Datacom Group(MIS100 2009)
By CIO staff | Friday, July 24 2009
2008 ranking: 44
Senior IS executive: Steve Matheson, chief operating officer
Reports to: CEO
Size of IS shop: 3000
PCs: 2559
Mobile PCs: 500
Terminals: 0
Hand-held devices: 200
Total screens: 3259
Industry: IT supplier
PC environment: Windows XP, Vista; HP; IBM
Server environment: HP, IBM, Sun, Microsoft, Linux, Unix
DBMS: SQL
Address: 210 Federal Street, Auckland
Website: www.datacom.co.nz
Key IS projects this year: Financial systems; storage upgrades.
The past year has seen Datacom expand to more than 3000 staff across New Zealand, Australia and Asia. Commensurate with its position as a significant supplier of IT services to the public and private sector, Datacom understandably ensures its own ICT systems and solutions are representative of what it can offer customers.

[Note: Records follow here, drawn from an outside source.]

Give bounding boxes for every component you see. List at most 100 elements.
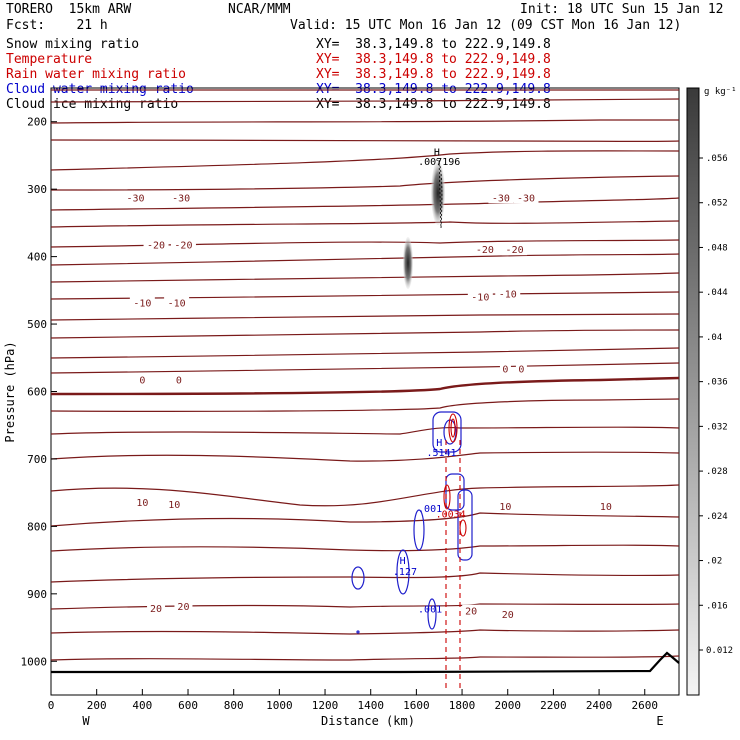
- isotherm-label: -30: [172, 193, 190, 204]
- isotherm-label-bg: [498, 608, 517, 621]
- rainwater-contour: [443, 484, 451, 510]
- colorbar-tick-label: .056: [706, 154, 728, 164]
- isotherm-label-bg: [488, 191, 514, 204]
- isotherm-label: 10: [600, 502, 612, 513]
- colorbar: [686, 87, 700, 696]
- isotherm-label: 0: [502, 365, 508, 376]
- cloudwater-contour: [445, 473, 465, 511]
- isotherm-label-bg: [143, 238, 169, 251]
- x-tick-label: 1000: [266, 699, 293, 712]
- isotherm-label-bg: [165, 498, 184, 511]
- y-tick-label: 300: [27, 183, 47, 196]
- isotherm-line: [50, 253, 680, 266]
- isotherm-label: 20: [150, 604, 162, 615]
- isotherm-label: 20: [465, 607, 477, 618]
- isotherm-line: [50, 603, 680, 610]
- field-temperature-label: Temperature: [6, 52, 93, 67]
- x-tick-label: 1800: [449, 699, 476, 712]
- isotherm-label-bg: [513, 191, 539, 204]
- rain-water-contours: [443, 413, 467, 688]
- isotherm-line: [50, 484, 680, 507]
- isotherm-line: [50, 197, 680, 211]
- rainwater-contour: [448, 413, 458, 443]
- isotherm-line: [50, 329, 680, 339]
- snow-contour: [435, 159, 443, 229]
- isotherm-label-bg: [467, 290, 493, 303]
- y-tick-label: 900: [27, 588, 47, 601]
- isotherm-label-bg: [462, 604, 481, 617]
- y-tick-label: 700: [27, 453, 47, 466]
- isotherm-line: [50, 175, 680, 191]
- x-tick-label: 1400: [357, 699, 384, 712]
- colorbar-tick-label: 0.012: [706, 646, 733, 656]
- west-label: W: [82, 714, 90, 728]
- x-tick-label: 0: [48, 699, 55, 712]
- isotherm-label-bg: [596, 500, 615, 513]
- field-annotation: .007196: [418, 157, 460, 168]
- isotherm-label: -30: [517, 193, 535, 204]
- isotherm-label: -30: [126, 193, 144, 204]
- isotherm-label: 10: [136, 498, 148, 509]
- isotherm-line: [50, 313, 680, 321]
- isotherm-label-bg: [164, 296, 190, 309]
- colorbar-tick-label: .048: [706, 243, 728, 253]
- field-temperature-xy: XY= 38.3,149.8 to 222.9,149.8: [316, 52, 551, 67]
- colorbar-tick-label: .036: [706, 378, 728, 388]
- x-tick-label: 2400: [586, 699, 613, 712]
- isotherm-line: [50, 362, 680, 374]
- y-tick-label: 400: [27, 251, 47, 264]
- colorbar-tick-label: .02: [706, 557, 722, 567]
- field-annotation: .0034: [436, 510, 466, 521]
- x-tick-label: 2200: [540, 699, 567, 712]
- isotherm-label: -10: [499, 290, 517, 301]
- source-label: NCAR/MMM: [228, 2, 291, 17]
- field-rain-xy: XY= 38.3,149.8 to 222.9,149.8: [316, 67, 551, 82]
- rainwater-contour: [459, 519, 467, 537]
- y-tick-label: 800: [27, 520, 47, 533]
- colorbar-tick-label: .052: [706, 199, 728, 209]
- isotherm-label: 0: [518, 365, 524, 376]
- x-axis-label: Distance (km): [321, 714, 415, 728]
- isotherm-labels: -30 -30 -30 -30-20 -20 -20 -20-10 -10-10 -100 00 0…: [122, 191, 615, 621]
- init-time: Init: 18 UTC Sun 15 Jan 12: [520, 2, 724, 17]
- field-annotation: H: [400, 556, 406, 567]
- isotherm-label-bg: [499, 362, 511, 375]
- isotherm-label-bg: [147, 601, 166, 614]
- rainwater-contour: [450, 418, 456, 438]
- field-annotation: .001: [418, 605, 442, 616]
- x-tick-label: 200: [87, 699, 107, 712]
- x-tick-label: 1200: [312, 699, 339, 712]
- isotherm-label-bg: [133, 496, 152, 509]
- x-tick-label: 2000: [494, 699, 521, 712]
- isotherm-label: -30: [492, 193, 510, 204]
- x-tick-label: 600: [178, 699, 198, 712]
- isotherm-line: [50, 272, 680, 283]
- cloudwater-contour: [457, 489, 473, 561]
- field-cloudice-label: Cloud ice mixing ratio: [6, 97, 179, 112]
- isotherm-label: -20: [506, 245, 524, 256]
- y-axis-label: Pressure (hPa): [3, 341, 17, 442]
- x-tick-label: 800: [224, 699, 244, 712]
- isotherm-label-bg: [170, 238, 196, 251]
- y-axis: 200 300 400 500 600 700 800 900 1000: [21, 116, 57, 668]
- isotherm-label-bg: [495, 287, 521, 300]
- isotherm-label-bg: [122, 191, 148, 204]
- colorbar-tick-label: .024: [706, 512, 728, 522]
- isotherm-label-bg: [173, 373, 185, 386]
- isotherm-line: [50, 347, 680, 359]
- isotherm-line: [50, 544, 680, 552]
- valid-time: Valid: 15 UTC Mon 16 Jan 12 (09 CST Mon …: [290, 18, 682, 33]
- isotherm-line: [50, 398, 680, 412]
- isotherm-label-bg: [496, 500, 515, 513]
- colorbar-unit: g kg⁻¹: [704, 87, 737, 97]
- field-annotation: H: [434, 147, 440, 158]
- isotherm-line: [50, 655, 680, 661]
- colorbar-ticks: 0.012 .016 .02 .024 .028 .032 .036 .04 .044 .048.…: [699, 154, 733, 656]
- field-snow-label: Snow mixing ratio: [6, 37, 140, 52]
- y-tick-label: 600: [27, 386, 47, 399]
- cloudwater-contour: [413, 509, 425, 551]
- isotherm-label: -10: [168, 298, 186, 309]
- isotherm-line: [50, 98, 680, 103]
- terrain-surface: [51, 651, 680, 674]
- isotherm-line: [50, 512, 680, 527]
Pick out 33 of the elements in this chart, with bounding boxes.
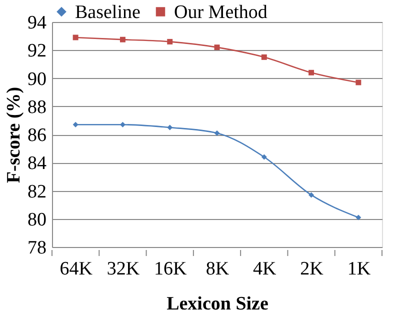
point	[308, 192, 314, 198]
point	[214, 130, 220, 136]
x-tick-label: 2K	[300, 258, 324, 280]
y-tick-label: 92	[28, 40, 46, 62]
x-axis-title: Lexicon Size	[166, 294, 268, 314]
point	[261, 154, 267, 160]
y-tick-label: 88	[28, 96, 46, 118]
y-axis-title: F-score (%)	[4, 86, 24, 184]
point	[72, 122, 78, 128]
y-tick-label: 86	[28, 125, 46, 146]
y-tick-label: 80	[28, 209, 46, 230]
x-tick-label: 4K	[253, 258, 277, 280]
y-tick-label: 94	[28, 12, 47, 34]
y-tick-label: 84	[28, 153, 47, 174]
point	[356, 214, 362, 220]
point	[308, 70, 314, 76]
x-tick-label: 8K	[206, 258, 230, 280]
x-tick-label: 16K	[154, 258, 187, 280]
legend-label: Baseline	[75, 2, 140, 23]
point	[214, 44, 220, 50]
y-tick-label: 82	[28, 181, 46, 202]
point	[167, 38, 173, 44]
point	[120, 36, 126, 42]
x-tick-label: 32K	[106, 258, 140, 280]
point	[261, 54, 267, 60]
x-tick-label: 64K	[60, 258, 93, 280]
y-tick-label: 78	[28, 238, 46, 258]
point	[356, 80, 362, 86]
point	[72, 34, 78, 40]
y-tick-label: 90	[28, 68, 46, 90]
x-tick-label: 1K	[347, 258, 371, 280]
legend-label: Our Method	[174, 2, 268, 23]
point	[167, 124, 173, 130]
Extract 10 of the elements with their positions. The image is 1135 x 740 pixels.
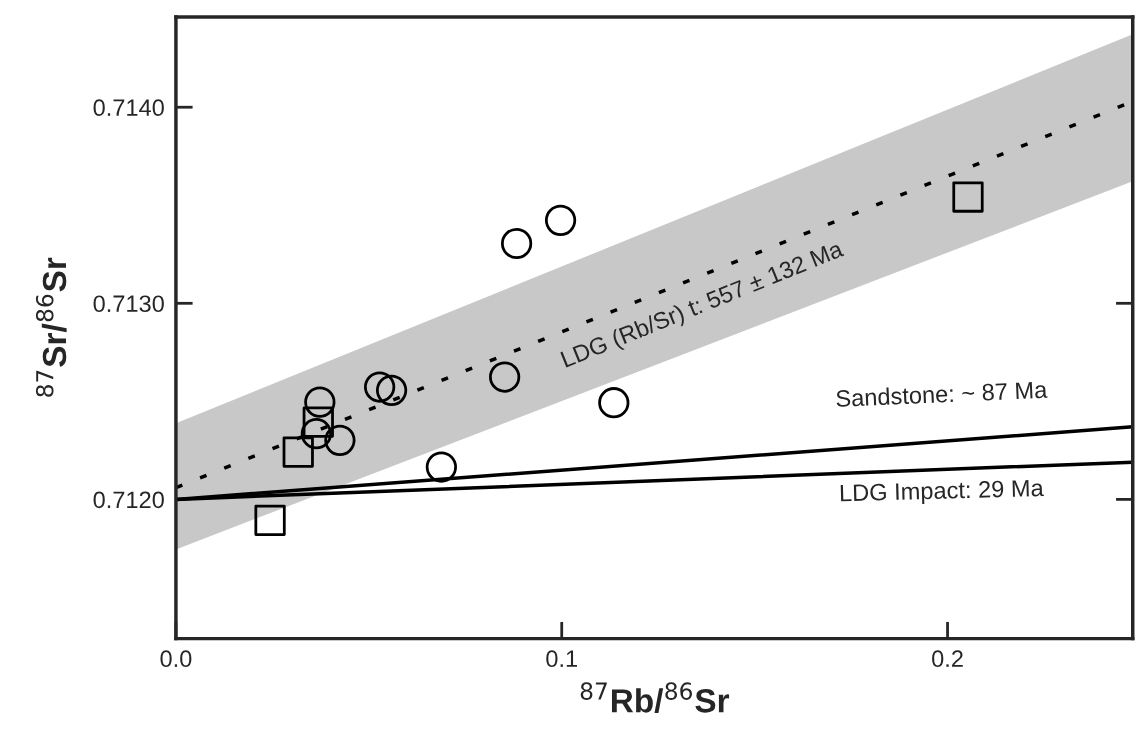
y-axis-title: $^{87}$Sr/$^{86}$Sr — [35, 257, 67, 397]
y-tick-label: 0.7140 — [93, 99, 164, 117]
annotation: LDG Impact: 29 Ma — [840, 479, 1044, 507]
x-tick-label: 0.0 — [160, 650, 192, 668]
y-tick-label: 0.7120 — [93, 491, 164, 509]
y-tick-label: 0.7130 — [93, 295, 164, 313]
x-tick-label: 0.2 — [932, 650, 963, 668]
annotation: Sandstone: ~ 87 Ma — [836, 380, 1048, 408]
x-tick-label: 0.1 — [546, 650, 577, 668]
x-axis-title: $^{87}$Rb/$^{86}$Sr — [580, 682, 730, 713]
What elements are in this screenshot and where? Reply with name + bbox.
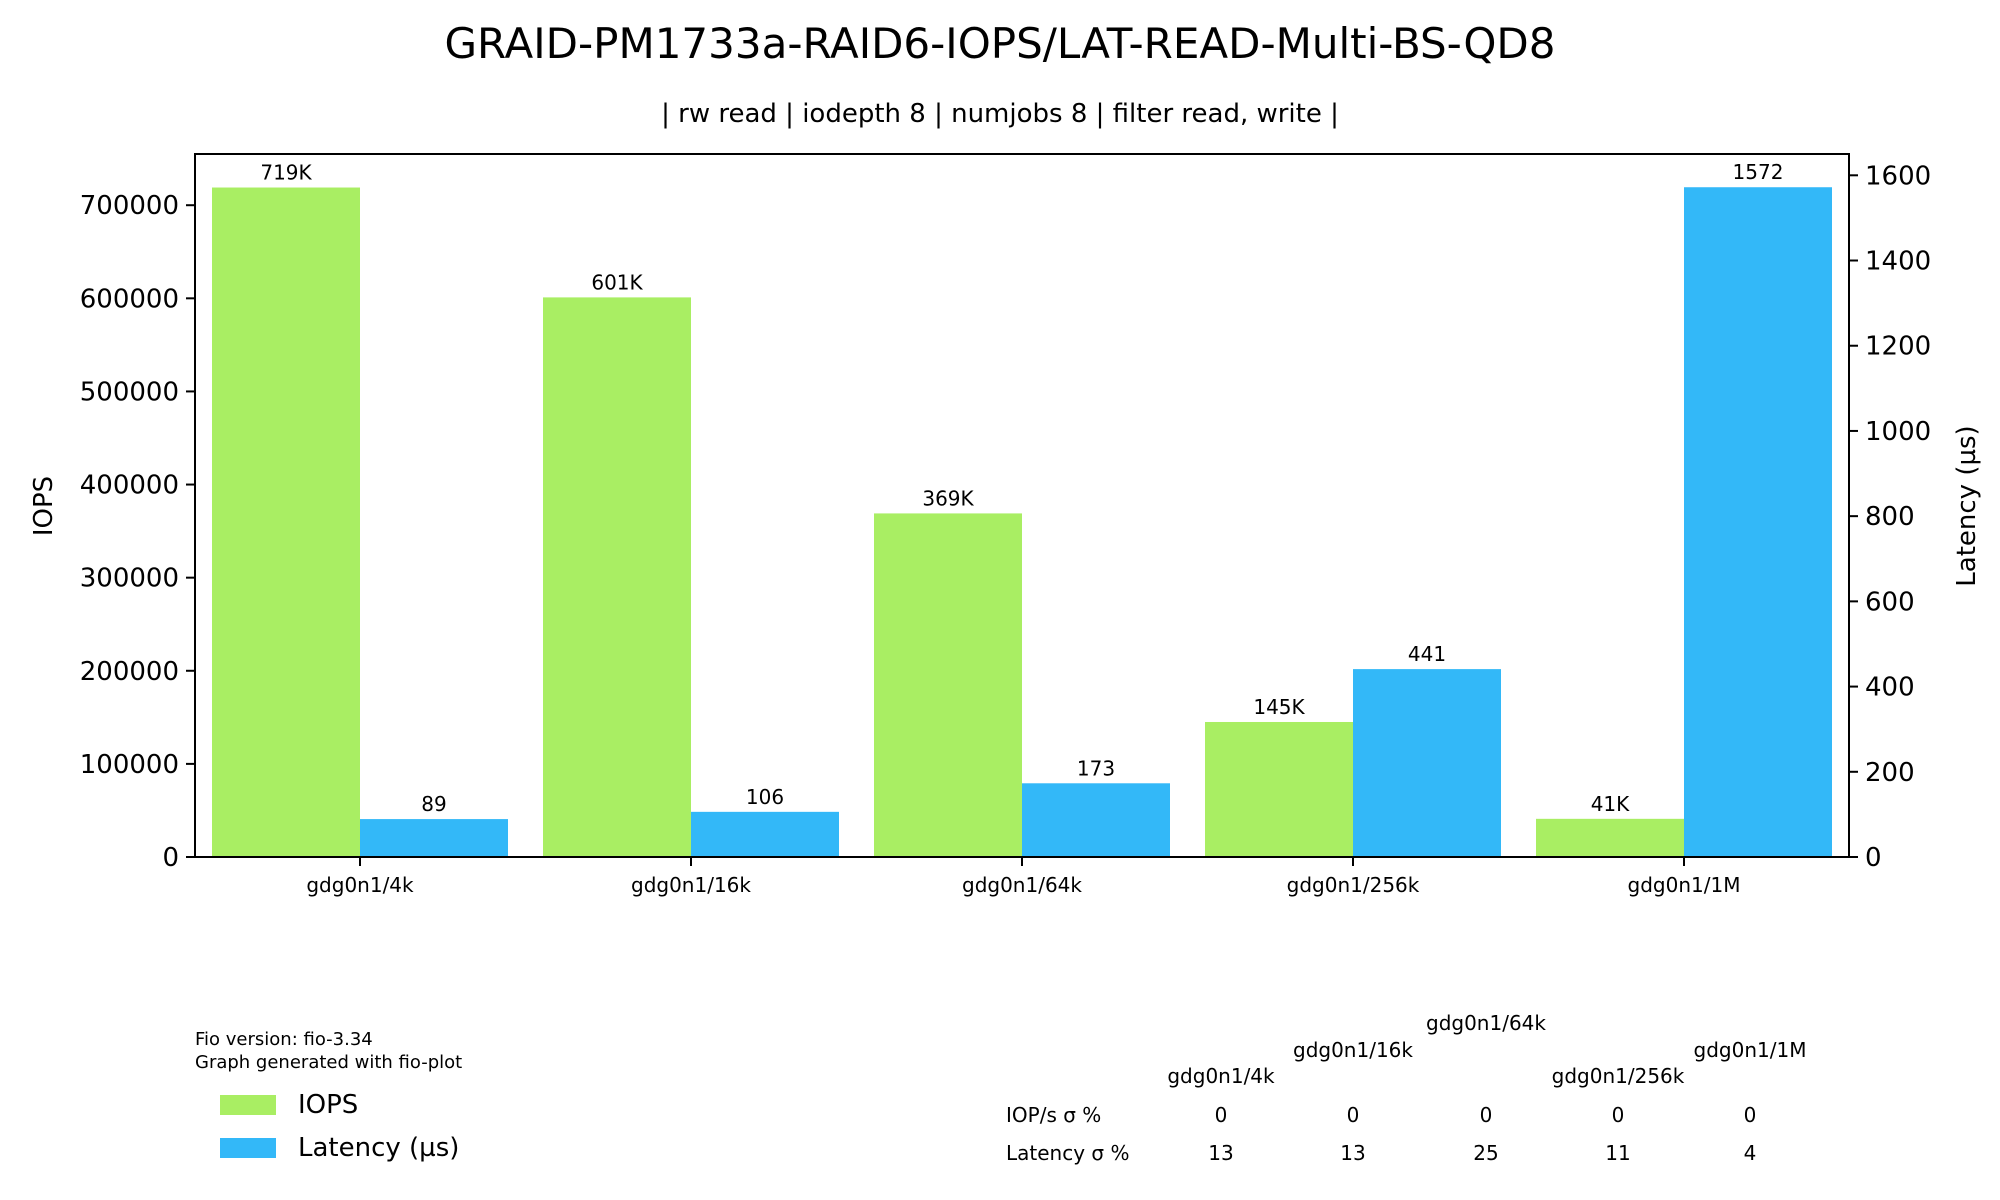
x-tick-label-2: gdg0n1/64k (962, 873, 1082, 897)
y2-tick-label-0: 0 (1865, 843, 1882, 873)
table-column-header-3: gdg0n1/256k (1552, 1064, 1685, 1088)
y-axis-label: IOPS (29, 476, 59, 536)
y2-tick-label-6: 1200 (1865, 332, 1931, 362)
chart-subtitle: | rw read | iodepth 8 | numjobs 8 | filt… (661, 99, 1339, 129)
y-tick-label-2: 200000 (80, 657, 179, 687)
legend: IOPS Latency (µs) (220, 1090, 459, 1163)
stats-table: gdg0n1/4k gdg0n1/16k gdg0n1/64k gdg0n1/256k… (1006, 1011, 1806, 1165)
table-cell-0-3: 0 (1612, 1103, 1625, 1127)
table-cell-1-3: 11 (1605, 1141, 1630, 1165)
table-row-label-1: Latency σ % (1006, 1141, 1129, 1165)
bar-latency-1 (691, 811, 839, 857)
bar-label-iops-1: 601K (591, 270, 643, 294)
bar-iops-2 (874, 513, 1022, 857)
bar-latency-3 (1353, 669, 1501, 857)
table-cell-0-1: 0 (1347, 1103, 1360, 1127)
bar-iops-0 (212, 187, 360, 858)
table-cell-0-0: 0 (1215, 1103, 1228, 1127)
y-tick-label-0: 0 (162, 843, 179, 873)
bars-group (212, 187, 1832, 858)
legend-label-iops: IOPS (298, 1090, 358, 1120)
x-tick-label-3: gdg0n1/256k (1287, 873, 1420, 897)
y2-tick-label-4: 800 (1865, 502, 1915, 532)
bar-label-iops-3: 145K (1253, 695, 1305, 719)
x-tick-label-0: gdg0n1/4k (306, 873, 414, 897)
x-tick-label-1: gdg0n1/16k (631, 873, 751, 897)
y2-tick-label-7: 1400 (1865, 247, 1931, 277)
y2-tick-label-5: 1000 (1865, 417, 1931, 447)
y-axis-right: 0 200 400 600 800 1000 1200 1400 1600 (1849, 161, 1931, 873)
table-cell-1-1: 13 (1340, 1141, 1365, 1165)
table-cell-1-0: 13 (1208, 1141, 1233, 1165)
legend-swatch-latency (220, 1138, 276, 1158)
bar-label-iops-4: 41K (1591, 792, 1630, 816)
bar-iops-4 (1536, 818, 1684, 857)
table-column-header-2: gdg0n1/64k (1426, 1011, 1546, 1035)
table-column-header-1: gdg0n1/16k (1293, 1038, 1413, 1062)
chart-title: GRAID-PM1733a-RAID6-IOPS/LAT-READ-Multi-… (445, 19, 1556, 68)
x-axis: gdg0n1/4k gdg0n1/16k gdg0n1/64k gdg0n1/256k… (306, 857, 1740, 897)
table-row-label-0: IOP/s σ % (1006, 1103, 1101, 1127)
y-tick-label-5: 500000 (80, 377, 179, 407)
y-tick-label-1: 100000 (80, 750, 179, 780)
x-tick-label-4: gdg0n1/1M (1628, 873, 1741, 897)
bar-latency-0 (360, 819, 508, 857)
y-axis-left: 0 100000 200000 300000 400000 500000 600000 700… (80, 191, 195, 873)
table-cell-0-4: 0 (1744, 1103, 1757, 1127)
graph-generated-note: Graph generated with fio-plot (195, 1052, 462, 1073)
legend-label-latency: Latency (µs) (298, 1133, 459, 1163)
bar-latency-2 (1022, 783, 1170, 857)
y-tick-label-4: 400000 (80, 471, 179, 501)
y-tick-label-6: 600000 (80, 284, 179, 314)
bar-label-iops-2: 369K (922, 486, 974, 510)
table-cell-1-2: 25 (1473, 1141, 1498, 1165)
table-cell-1-4: 4 (1744, 1141, 1757, 1165)
bar-label-latency-1: 106 (746, 785, 784, 809)
bar-labels-group: 719K 89 601K 106 369K 173 145K 441 41K 1572 (260, 160, 1783, 816)
y2-tick-label-2: 400 (1865, 673, 1915, 703)
bar-label-latency-3: 441 (1408, 642, 1446, 666)
bar-label-iops-0: 719K (260, 161, 312, 185)
y2-tick-label-3: 600 (1865, 587, 1915, 617)
y-tick-label-7: 700000 (80, 191, 179, 221)
legend-swatch-iops (220, 1095, 276, 1115)
bar-label-latency-4: 1572 (1733, 160, 1784, 184)
fio-version-note: Fio version: fio-3.34 (195, 1029, 373, 1050)
bar-latency-4 (1684, 187, 1832, 857)
y2-axis-label: Latency (µs) (1952, 425, 1982, 586)
bar-iops-3 (1205, 721, 1353, 857)
bar-label-latency-0: 89 (421, 792, 446, 816)
y-tick-label-3: 300000 (80, 564, 179, 594)
bar-label-latency-2: 173 (1077, 756, 1115, 780)
y2-tick-label-8: 1600 (1865, 161, 1931, 191)
table-column-header-4: gdg0n1/1M (1694, 1038, 1807, 1062)
table-cell-0-2: 0 (1480, 1103, 1493, 1127)
table-column-header-0: gdg0n1/4k (1167, 1064, 1275, 1088)
bar-iops-1 (543, 297, 691, 857)
y2-tick-label-1: 200 (1865, 758, 1915, 788)
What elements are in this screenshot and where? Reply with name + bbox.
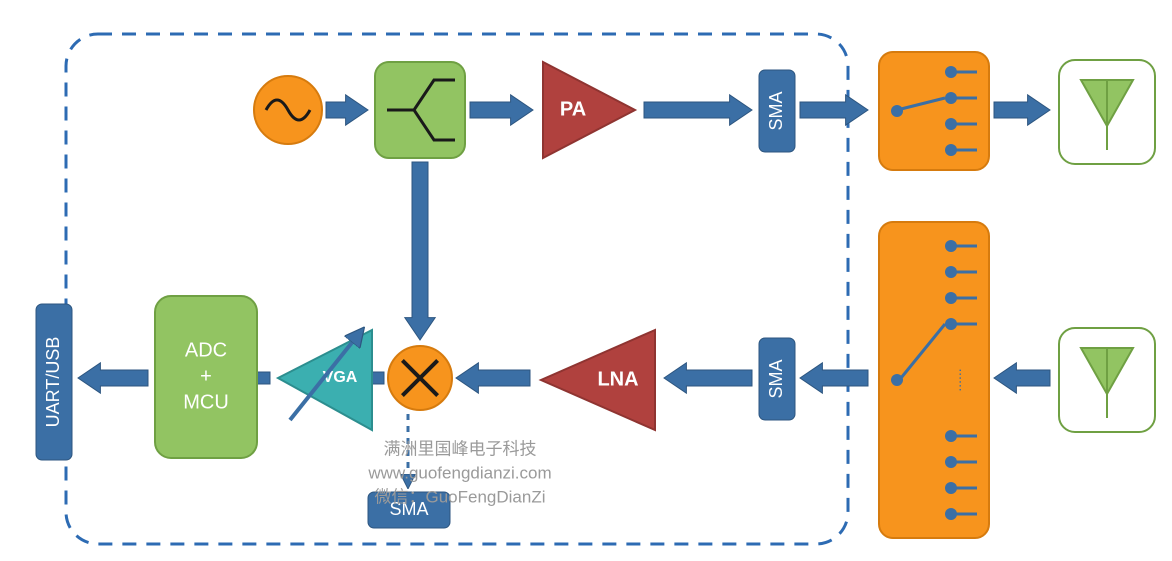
- adc-label: ADC: [185, 339, 227, 361]
- flow-arrow: [470, 95, 533, 125]
- flow-arrow: [326, 95, 368, 125]
- watermark-line1: 满洲里国峰电子科技: [384, 439, 537, 458]
- watermark-line3: 微信：GuoFengDianZi: [374, 487, 545, 506]
- uart-usb-label: UART/USB: [43, 337, 63, 428]
- pa-block: [543, 62, 635, 158]
- plus-label: +: [200, 365, 212, 387]
- watermark-line2: www.guofengdianzi.com: [367, 463, 551, 482]
- diagram-canvas: UART/USBSMASMASMAPALNAVGAADC+MCU......满洲…: [0, 0, 1172, 561]
- flow-arrow: [800, 363, 868, 393]
- flow-arrow: [994, 95, 1050, 125]
- flow-arrow: [405, 162, 435, 340]
- flow-arrow: [644, 95, 752, 125]
- sma-rx-label: SMA: [766, 359, 786, 398]
- flow-arrow: [456, 363, 530, 393]
- switch-pole: [891, 105, 903, 117]
- flow-arrow: [664, 363, 752, 393]
- flow-arrow: [800, 95, 868, 125]
- flow-arrow: [78, 363, 148, 393]
- mcu-label: MCU: [183, 391, 229, 413]
- ellipsis: ......: [956, 368, 972, 391]
- lna-block-label: LNA: [597, 368, 638, 390]
- pa-block-label: PA: [560, 98, 586, 120]
- flow-arrow: [994, 363, 1050, 393]
- sma-tx-label: SMA: [766, 91, 786, 130]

Chief operating officer Steve Matheson says key business objectives for the next 12 months include rollout of next generation managed services/shared services offerings based on Datacom’s new datacentre investment. Also on the agenda this year is the need to finalise a new datacentre project in Wellington and continue to enhance services levels and economies for Datacom’s existing customer base. The new datacentre in Wellington will be purpose built and standalone, with capacity for more than 500 racks — both caged and non-caged.
Streamlining business continuity and disaster recovery systems is an ongoing point of focus. Secure datacentres running ITIL processes are located in Auckland, Wellington, Sydney and Melbourne with disaster recovery sites in Auckland and Christchurch. Regular facilities include firewall security, internal access, CA alarm/alerting, shared SAN storage and self-service access to help desk, performance figures and control centre statistics and status.
Datacom presently has a hybrid VoIP network covering seven sites and this will continue its expansion this year according to business demand.
Over the next 12 months, server virtualisation remains a priority where applicable, as does desktop and server replacements, more SANs and network infrastructure upgrades. On the software side, the emphasis is on service oriented architectures and making better use of legacy systems and databases.